La protesta delle commesse, in particolar modo la protesta di Valeria, lavoratrice dipendente part-time e mamma di un bambino di 2 anni e mezzo, è la stessa che molti lavoratori dipendenti portano avanti da diversi anni.
La loro richiesta, sicuramente condivisa da molti altri colleghi, anche uomini, è quella di poter avere almeno una domenica al mese di festa così da potersi dedicare per un’intera giornata alla famiglia ma soprattutto ai loro figli.
Purtroppo però l’azienda per la quale lavora Valeria non ha voluto assecondare tale desiderio, un rifiuto, unito ad un trasferimento improvviso, che ha dato vita per l’appunto alla protesta delle commesse che si è svolta mercoledì 18 ottobre.
Protesta delle commesse: basta lavorare la domenica.
Come riportato dalle fonti stampa, la protesta delle commesse ha avuto inizio poco dopo le ore 15:00.
Valeria, che lavora da 8 anni con l’azienda, concluso il suo turno di lavoro, l’ultimo che avrebbe svolto presso l’outlet McArthurGlen Designer Outlet di Castel Romano, sì è imbavagliata ed incatenata alla panchina posta di fronte al negozio presso il quale lavorava.
Insieme a lei molte sue colleghe e i loro familiari, finanche alcuni rappresentanti della USB (Unione Sindacale di Base), un sindacato indipendente che sta sostenendo la protesta delle commesse e supportando legalmente Valeria.
La richiesta delle lavoratrici non prevede la chiusura domenicale di negozi bensì una diversa organizzazione dei turni che consenta loro di poter stare a casa la domenica a turno.
<<Turnandoci ognuna di noi poteva stare a casa una volta ogni quattro settimane senza mettere in difficoltà le altre o lasciare sguarnito il negozio>> si legge su Il Manifesto.
Una richiesta non eccessiva dunque che tuttavia non è stata accettata dall’azienda che, secondo quanto riportato sul succitato giornale, ha avuto una reazione durissima nei confronti delle proprie dipendenti.
In particolar modo Valeria che, ai microfoni di Radio InBlu, ha spiegato di esser stata trasferita dalla sede di Castel Romano a quella di Valmontone lontana ben 70 km dalla prima, una distanza che le renderebbe difficile poter stare qualche ora in più con il suo bambino.
<<Nelle ultime settimane il fatto più eclatante – spiega Valeria – questo trasferimento inaspettato con motivazioni fantasiose.
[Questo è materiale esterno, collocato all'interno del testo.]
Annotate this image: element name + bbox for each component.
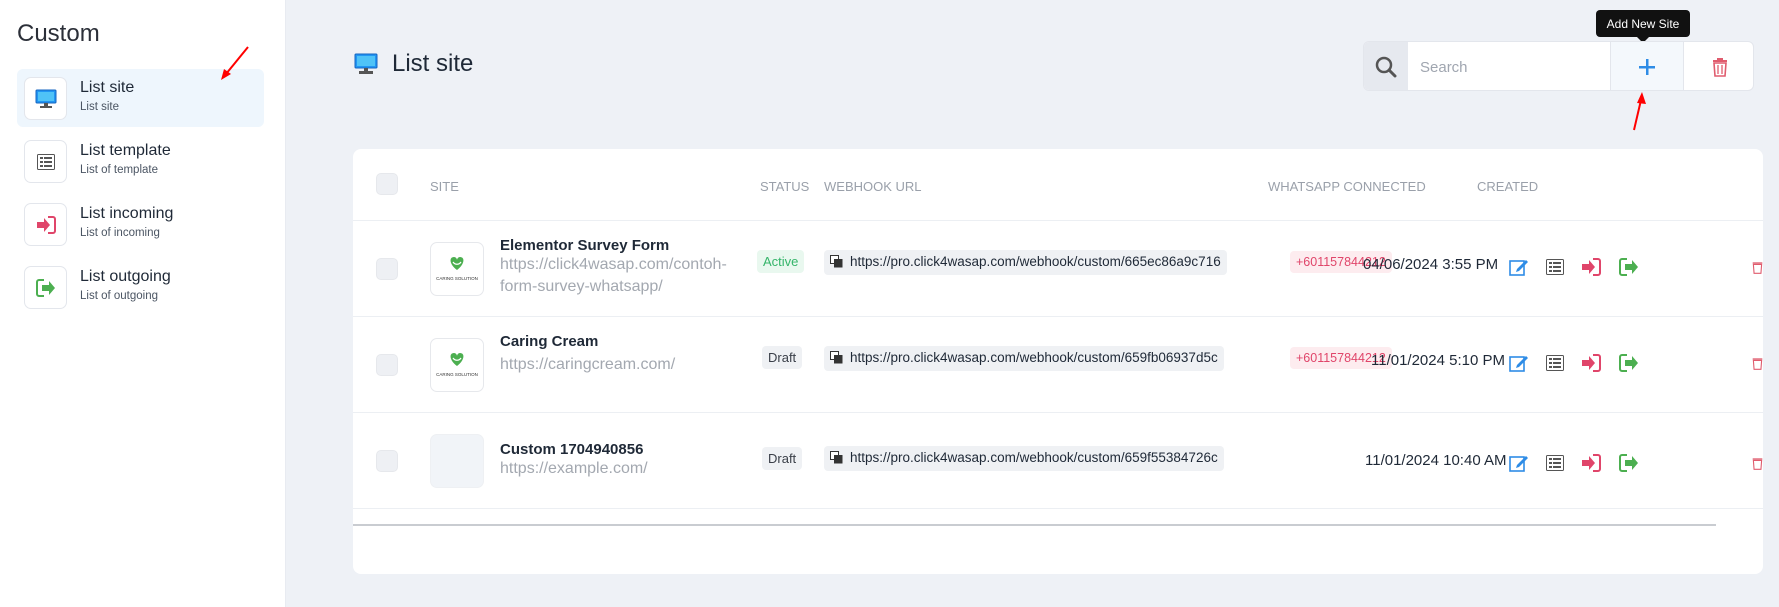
sign-out-icon[interactable]: [1618, 256, 1640, 278]
site-logo: CARING SOLUTION: [430, 338, 484, 392]
monitor-icon: [24, 77, 67, 120]
sign-in-icon[interactable]: [1580, 256, 1602, 278]
site-url[interactable]: https://example.com/: [500, 458, 745, 480]
sidebar: Custom List site List site List template…: [0, 0, 286, 607]
webhook-url[interactable]: https://pro.click4wasap.com/webhook/cust…: [824, 446, 1224, 471]
column-header-status: STATUS: [760, 179, 810, 194]
table-header: SITE STATUS WEBHOOK URL WHATSAPP CONNECT…: [353, 149, 1763, 221]
list-icon[interactable]: [1544, 352, 1566, 374]
sidebar-item-sublabel: List of outgoing: [80, 290, 159, 302]
site-logo-placeholder: [430, 434, 484, 488]
sign-out-icon[interactable]: [1618, 452, 1640, 474]
plus-icon: [1639, 59, 1655, 75]
edit-icon[interactable]: [1508, 452, 1530, 474]
annotation-arrow-icon: [221, 46, 249, 80]
column-header-site: SITE: [430, 179, 459, 194]
trash-icon[interactable]: [1752, 352, 1763, 374]
search-icon[interactable]: [1364, 42, 1408, 90]
sign-in-icon[interactable]: [1580, 452, 1602, 474]
status-badge: Draft: [762, 447, 803, 470]
list-icon[interactable]: [1544, 452, 1566, 474]
row-checkbox[interactable]: [376, 258, 398, 280]
sidebar-item-list-incoming[interactable]: List incoming List of incoming: [17, 195, 264, 253]
site-url[interactable]: https://click4wasap.com/contoh-form-surv…: [500, 254, 745, 298]
webhook-url-text: https://pro.click4wasap.com/webhook/cust…: [850, 450, 1218, 465]
site-name[interactable]: Elementor Survey Form: [500, 237, 669, 254]
created-date: 04/06/2024 3:55 PM: [1363, 256, 1499, 273]
add-new-site-button[interactable]: [1610, 42, 1683, 90]
monitor-icon: [354, 53, 378, 80]
column-header-webhook: WEBHOOK URL: [824, 179, 922, 194]
trash-icon[interactable]: [1752, 452, 1763, 474]
add-new-site-tooltip: Add New Site: [1596, 10, 1690, 43]
site-name[interactable]: Caring Cream: [500, 333, 598, 350]
row-checkbox[interactable]: [376, 354, 398, 376]
annotation-arrow-icon: [1633, 92, 1646, 131]
webhook-url[interactable]: https://pro.click4wasap.com/webhook/cust…: [824, 250, 1227, 275]
sidebar-item-sublabel: List of template: [80, 164, 158, 176]
trash-icon: [1712, 57, 1727, 77]
table-row: CARING SOLUTION Caring Cream https://car…: [353, 317, 1763, 413]
site-url[interactable]: https://caringcream.com/: [500, 354, 745, 376]
column-header-created: CREATED: [1477, 179, 1539, 194]
list-icon: [24, 140, 67, 183]
webhook-url[interactable]: https://pro.click4wasap.com/webhook/cust…: [824, 346, 1224, 371]
sign-in-icon[interactable]: [1580, 352, 1602, 374]
sidebar-item-label: List site: [80, 79, 135, 96]
delete-selected-button[interactable]: [1683, 42, 1753, 90]
trash-icon[interactable]: [1752, 256, 1763, 278]
sidebar-title: Custom: [17, 20, 100, 47]
site-table: SITE STATUS WEBHOOK URL WHATSAPP CONNECT…: [353, 149, 1763, 574]
copy-icon: [830, 255, 843, 268]
column-header-whatsapp: WHATSAPP CONNECTED: [1268, 179, 1426, 194]
search-input[interactable]: [1408, 42, 1604, 90]
webhook-url-text: https://pro.click4wasap.com/webhook/cust…: [850, 350, 1218, 365]
edit-icon[interactable]: [1508, 352, 1530, 374]
sidebar-item-label: List outgoing: [80, 268, 171, 285]
table-row: CARING SOLUTION Elementor Survey Form ht…: [353, 221, 1763, 317]
sign-out-icon: [24, 266, 67, 309]
table-row: Custom 1704940856 https://example.com/ D…: [353, 413, 1763, 509]
status-badge: Active: [757, 250, 805, 273]
logo-text: CARING SOLUTION: [436, 372, 478, 377]
copy-icon: [830, 451, 843, 464]
created-date: 11/01/2024 10:40 AM: [1365, 452, 1507, 469]
status-badge: Draft: [762, 346, 803, 369]
list-icon[interactable]: [1544, 256, 1566, 278]
sidebar-item-label: List incoming: [80, 205, 174, 222]
sign-in-icon: [24, 203, 67, 246]
sidebar-item-sublabel: List site: [80, 101, 119, 113]
copy-icon: [830, 351, 843, 364]
logo-text: CARING SOLUTION: [436, 276, 478, 281]
toolbar: [1363, 41, 1754, 91]
horizontal-scrollbar[interactable]: [353, 524, 1716, 526]
sign-out-icon[interactable]: [1618, 352, 1640, 374]
site-name[interactable]: Custom 1704940856: [500, 441, 643, 458]
sidebar-item-list-outgoing[interactable]: List outgoing List of outgoing: [17, 258, 264, 316]
edit-icon[interactable]: [1508, 256, 1530, 278]
sidebar-item-list-template[interactable]: List template List of template: [17, 132, 264, 190]
sidebar-item-label: List template: [80, 142, 171, 159]
row-checkbox[interactable]: [376, 450, 398, 472]
created-date: 11/01/2024 5:10 PM: [1371, 352, 1505, 369]
sidebar-item-sublabel: List of incoming: [80, 227, 160, 239]
webhook-url-text: https://pro.click4wasap.com/webhook/cust…: [850, 254, 1221, 269]
select-all-checkbox[interactable]: [376, 173, 398, 195]
page-title: List site: [392, 50, 474, 77]
site-logo: CARING SOLUTION: [430, 242, 484, 296]
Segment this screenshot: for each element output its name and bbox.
Per la mia alta professionalità dovevo essere spostata a Valmontone che richiedeva una persona esperta nel settore intimo ma io in realtà è un anno che sono nell’intimo, prima ero nei jeans>>.
Valeria inoltre specifica che la protesta delle commesse era più che altro una richiesta di aiuto mossa ai vertici dell’azienda iniziata a novembre dello scorso anno e che ha coinvolto più canali che però non hanno dato loro i riscontri sperati.
La richiesta era quella sopra citata, organizzare turni affinché si potesse offrire un efficiente servizio alla clientela durante i giorni festivi garantendo ai dipendenti di trascorrere a turno una domenica al mese a casa con i propri familiari.
Dopo vari incontri, colloqui, assemblee, etc., proseguiti nell’arco di tutti questi mesi, nulla è cambiato, salvo il trasferimento di alcune commesse, ultima Valeria che, in segno di protesta, si è legata alla panchina situata fuori dal negozio presso il quale lavorava.
<<Mi sento di rappresentare tante mamme che sono nella mia stessa situazione e che purtroppo non hanno la voce per poterlo fare. È stata dura perché le ultime settimane sono state difficili per le modalità in cui sono avvenute le cose>>.
Al momento dell’intervista, realizzata in seguito alla protesta delle commesse, Valeria ha dichiarato di essere a casa per malattia, la battaglia portata avanti insieme alle colleghe l’ha sfinita psicologicamente.
Resta ora un unico e solo interrogativo: tutto questo sarà servito a dar voce ai lavoratori?